The Stormy Start of it All
Once upon a time, in the middle of a blizzard, by a bend in a Boston river, Princess Briel was born. Snow was piled so high that the doctors cross-country skied their way to the hospital. Roads were closed for a week. She arrived into a family already in motion: a brother disappointed to have another sister, a sister deeply pleased to have one, a mother filled with to-do lists, and a father who would like to be thought of as wise.
She grew up in a small town on a small island, where she swam and walked the beach every chance she got. If the wind was just right, she was willing to sail, but only if the wind was just right. Her bangs were crooked, thanks to kitchen-chair haircuts; her favorite swimsuit had a skirt and a tie; and she wore a fish crown instead of a tiara. Her polish was always slightly askew, and that was the point.

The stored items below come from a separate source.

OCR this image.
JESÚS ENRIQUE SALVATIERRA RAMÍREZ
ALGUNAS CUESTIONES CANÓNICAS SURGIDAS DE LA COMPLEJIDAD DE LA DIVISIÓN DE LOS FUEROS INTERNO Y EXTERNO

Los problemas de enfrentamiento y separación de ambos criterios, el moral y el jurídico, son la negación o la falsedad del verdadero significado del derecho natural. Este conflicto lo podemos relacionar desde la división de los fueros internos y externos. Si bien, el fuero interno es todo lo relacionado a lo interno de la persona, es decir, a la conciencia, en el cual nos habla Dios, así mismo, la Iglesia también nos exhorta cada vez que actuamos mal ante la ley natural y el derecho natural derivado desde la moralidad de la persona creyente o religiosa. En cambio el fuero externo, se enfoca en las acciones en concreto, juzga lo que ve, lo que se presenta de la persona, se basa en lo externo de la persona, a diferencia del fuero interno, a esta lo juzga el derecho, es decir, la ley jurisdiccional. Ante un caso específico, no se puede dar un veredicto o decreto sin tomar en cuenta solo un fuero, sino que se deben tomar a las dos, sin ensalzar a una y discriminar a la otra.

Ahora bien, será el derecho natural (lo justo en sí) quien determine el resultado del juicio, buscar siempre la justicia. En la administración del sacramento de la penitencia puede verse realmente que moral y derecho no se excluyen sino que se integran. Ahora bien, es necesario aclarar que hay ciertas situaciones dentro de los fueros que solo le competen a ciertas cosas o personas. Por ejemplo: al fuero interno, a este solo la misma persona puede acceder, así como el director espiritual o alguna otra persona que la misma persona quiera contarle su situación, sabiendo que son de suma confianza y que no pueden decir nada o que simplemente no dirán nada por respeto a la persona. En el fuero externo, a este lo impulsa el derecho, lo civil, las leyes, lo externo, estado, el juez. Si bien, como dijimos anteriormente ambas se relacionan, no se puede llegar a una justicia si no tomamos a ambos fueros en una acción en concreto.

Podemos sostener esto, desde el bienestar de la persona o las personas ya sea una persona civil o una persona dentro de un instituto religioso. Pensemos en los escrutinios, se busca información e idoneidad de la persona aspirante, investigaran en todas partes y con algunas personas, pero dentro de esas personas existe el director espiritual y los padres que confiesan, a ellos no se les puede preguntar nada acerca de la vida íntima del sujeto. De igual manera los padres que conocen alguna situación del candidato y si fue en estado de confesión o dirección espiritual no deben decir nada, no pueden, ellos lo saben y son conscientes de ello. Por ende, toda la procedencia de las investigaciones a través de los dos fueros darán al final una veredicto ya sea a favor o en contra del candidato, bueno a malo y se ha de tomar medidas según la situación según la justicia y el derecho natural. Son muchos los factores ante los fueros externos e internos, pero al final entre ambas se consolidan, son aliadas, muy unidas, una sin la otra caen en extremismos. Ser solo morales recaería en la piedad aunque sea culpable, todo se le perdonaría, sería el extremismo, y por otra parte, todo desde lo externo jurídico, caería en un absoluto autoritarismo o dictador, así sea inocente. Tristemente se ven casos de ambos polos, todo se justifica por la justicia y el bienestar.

In her little town, on that little island, the locals spoke with funny accents about wise and witty things. The grown-ups played tennis, volunteered on committees and rode bikes to cocktail parties. The teenagers worked and drank beers on the beach. The elders kept watch over traditions, manners, and the art of celebrating family and community in equal measure. Bookstores were for rainy days, puddle-jumping was expected, and libraries made reading feel like magic, hosting authors who showed her that stories had creators, and that becoming one was a possibility.
Princess Briel got her first job at eight, fetching ice-cream cones for the Mayor of Dock Street. At twelve, she punched her first time card at the local clothing shop, folding sweaters in the stock room. By eighteen, she split her days and nights between the harbormaster’s dock and the Seafood Shanty, slowing things down by day and mixing them up after dark.
By the time Princess Briel was grown, she had learned how to work, how to laugh with the world around her, and how to belong to a place without needing to stay forever. Her deep nostalgia for community became a conundrum as she navigated the coast from east to west and north to south. Along the way, she discovered that a creative mind, a practical spirit, and a New England birthright were a reliable recipe for kerfuffles. She was, simply put, an oxymoron.